About the Role:
As a cornerstone of our AI laboratory, you will architect cutting-edge reasoning models and reinforcement learning frameworks to transform complex global data into autonomous, high-precision advertising decisions.
Job Responsibilities
Core Model Development:
Research and develop data-driven AI models, including Deep Learning, Reinforcement Learning (RL), and Large Decision Models. Drive end-to-end excellence in data synthesis, Instruction Fine-Tuning (SFT), and Preference Alignment to enhance model adaptability and quality.

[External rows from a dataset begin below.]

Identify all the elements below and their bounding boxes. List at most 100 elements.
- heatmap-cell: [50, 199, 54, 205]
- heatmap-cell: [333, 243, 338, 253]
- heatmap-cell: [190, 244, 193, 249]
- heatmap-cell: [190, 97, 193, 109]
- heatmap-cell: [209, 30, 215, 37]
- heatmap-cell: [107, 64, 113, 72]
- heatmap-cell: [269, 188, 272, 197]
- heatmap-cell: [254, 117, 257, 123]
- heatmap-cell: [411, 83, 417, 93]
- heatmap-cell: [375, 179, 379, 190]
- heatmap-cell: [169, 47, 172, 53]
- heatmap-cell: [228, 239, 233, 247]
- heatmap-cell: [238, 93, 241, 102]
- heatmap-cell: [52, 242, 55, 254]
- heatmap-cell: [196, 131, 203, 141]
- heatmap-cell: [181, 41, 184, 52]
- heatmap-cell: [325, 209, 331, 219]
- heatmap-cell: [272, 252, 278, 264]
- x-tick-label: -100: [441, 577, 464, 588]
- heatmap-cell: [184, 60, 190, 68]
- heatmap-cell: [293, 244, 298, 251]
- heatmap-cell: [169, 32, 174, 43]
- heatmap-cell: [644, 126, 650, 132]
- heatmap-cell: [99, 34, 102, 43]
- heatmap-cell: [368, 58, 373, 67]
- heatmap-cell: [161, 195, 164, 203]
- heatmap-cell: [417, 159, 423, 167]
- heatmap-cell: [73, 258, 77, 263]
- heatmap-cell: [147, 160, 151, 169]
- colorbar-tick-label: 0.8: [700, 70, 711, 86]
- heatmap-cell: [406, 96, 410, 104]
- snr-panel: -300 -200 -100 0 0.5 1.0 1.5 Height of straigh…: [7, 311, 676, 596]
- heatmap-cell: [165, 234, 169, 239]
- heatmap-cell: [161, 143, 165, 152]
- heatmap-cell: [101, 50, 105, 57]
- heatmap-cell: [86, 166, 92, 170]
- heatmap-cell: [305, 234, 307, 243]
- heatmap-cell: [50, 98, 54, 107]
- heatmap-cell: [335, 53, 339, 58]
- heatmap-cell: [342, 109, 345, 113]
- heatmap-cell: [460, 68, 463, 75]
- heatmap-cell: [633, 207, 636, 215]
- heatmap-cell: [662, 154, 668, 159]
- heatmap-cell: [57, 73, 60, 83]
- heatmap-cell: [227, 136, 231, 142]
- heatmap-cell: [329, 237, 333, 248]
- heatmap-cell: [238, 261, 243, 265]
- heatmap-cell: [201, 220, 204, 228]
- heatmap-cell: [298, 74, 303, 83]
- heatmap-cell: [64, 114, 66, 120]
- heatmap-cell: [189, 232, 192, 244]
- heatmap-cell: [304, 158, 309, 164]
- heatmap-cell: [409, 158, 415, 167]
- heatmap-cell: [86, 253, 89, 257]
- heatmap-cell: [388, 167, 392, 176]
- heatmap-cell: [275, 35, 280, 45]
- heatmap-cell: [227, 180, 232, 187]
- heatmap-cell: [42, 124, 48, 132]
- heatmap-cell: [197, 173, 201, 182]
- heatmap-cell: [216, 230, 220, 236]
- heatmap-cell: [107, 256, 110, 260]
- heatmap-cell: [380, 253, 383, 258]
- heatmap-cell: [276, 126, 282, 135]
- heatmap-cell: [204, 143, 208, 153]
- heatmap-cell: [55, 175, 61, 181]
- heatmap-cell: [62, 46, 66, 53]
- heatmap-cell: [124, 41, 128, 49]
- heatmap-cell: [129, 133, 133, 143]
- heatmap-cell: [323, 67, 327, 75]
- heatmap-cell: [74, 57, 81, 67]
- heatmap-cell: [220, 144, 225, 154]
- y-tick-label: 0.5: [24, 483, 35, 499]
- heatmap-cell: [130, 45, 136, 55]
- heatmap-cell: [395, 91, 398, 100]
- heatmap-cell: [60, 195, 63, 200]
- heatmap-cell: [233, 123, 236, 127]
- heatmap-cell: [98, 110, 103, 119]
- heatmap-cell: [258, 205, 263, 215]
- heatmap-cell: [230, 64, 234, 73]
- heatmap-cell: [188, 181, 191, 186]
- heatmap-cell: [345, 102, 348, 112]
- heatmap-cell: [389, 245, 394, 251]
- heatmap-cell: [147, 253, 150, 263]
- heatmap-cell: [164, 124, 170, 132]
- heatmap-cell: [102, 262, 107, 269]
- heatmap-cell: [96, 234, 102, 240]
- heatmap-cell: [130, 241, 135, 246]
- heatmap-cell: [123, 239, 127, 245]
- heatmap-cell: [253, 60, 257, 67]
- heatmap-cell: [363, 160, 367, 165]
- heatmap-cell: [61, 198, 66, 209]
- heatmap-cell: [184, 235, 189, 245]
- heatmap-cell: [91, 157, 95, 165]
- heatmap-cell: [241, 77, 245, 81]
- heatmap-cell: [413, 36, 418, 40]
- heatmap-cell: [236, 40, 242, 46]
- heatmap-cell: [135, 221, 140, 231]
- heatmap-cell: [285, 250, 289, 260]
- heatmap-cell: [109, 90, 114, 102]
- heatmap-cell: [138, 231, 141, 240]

Reasoning & LLM Innovation:
Architect and optimize advanced Reasoning Models, covering the full stack from SFT and RLHF to RAG (Retrieval-Augmented Generation) and intelligent Agentic Workflows.
Business-Impact Integration:
Collaborate closely with Product and Engineering teams to translate complex business requirements into sophisticated AI solutions, significantly improving the efficacy of global ad bidding and decision-making.
Requirements
Academic Background:
Bachelor’s degree or higher in Computer Science or related fields. Solid foundation in Machine Learning and Mathematics with a proven track record in NLP, Computer Vision, or Recommendation/Ad systems.
Technical Expertise:
Specialized in Reinforcement Learning and Large Language Models (LLMs). Publication in top-tier conferences (NeurIPS, ICML, ICLR, etc.) or top placements in prestigious AI competitions is highly preferred.
Agentic Architecture:
Deep understanding of LLM Agent architectures with a demonstrated ability to deploy autonomous Agent applications in real-world scenarios.
Engineering Proficiency:
Mastery of deep learning frameworks such as PyTorch or TensorFlow, with the ability to implement complex algorithms independently from scratch.
Soft Skills:
Highly self-driven, proactive, and optimistic. Excellent communication skills with a strong "Customer-Centric" mindset to solve real-world partner challenges.
Preferred Qualifications (Bonus)
Ad-Tech Domain Knowledge:
Experience in internet advertising, including search/recommendation algorithms, creative asset generation, or digital marketing logic.
LLM Paradigm Mastery:
In-depth knowledge of LLM scaling laws, Fine-tuning, Prompt Engineering, Vector Databases, and the LangChain/LlamaIndex ecosystem.
Proven Impact:
A portfolio of high-impact LLM projects or influential research papers.
Large-Scale Training:
Hands-on experience with pre-training, SFT, and RLHF for 10B/100B+ parameter models from the ground up.
Elite Coding Skills:
Exceptional programming ability; winners of ACM-ICPC, NOI/IOI, or Topcoder are highly regarded.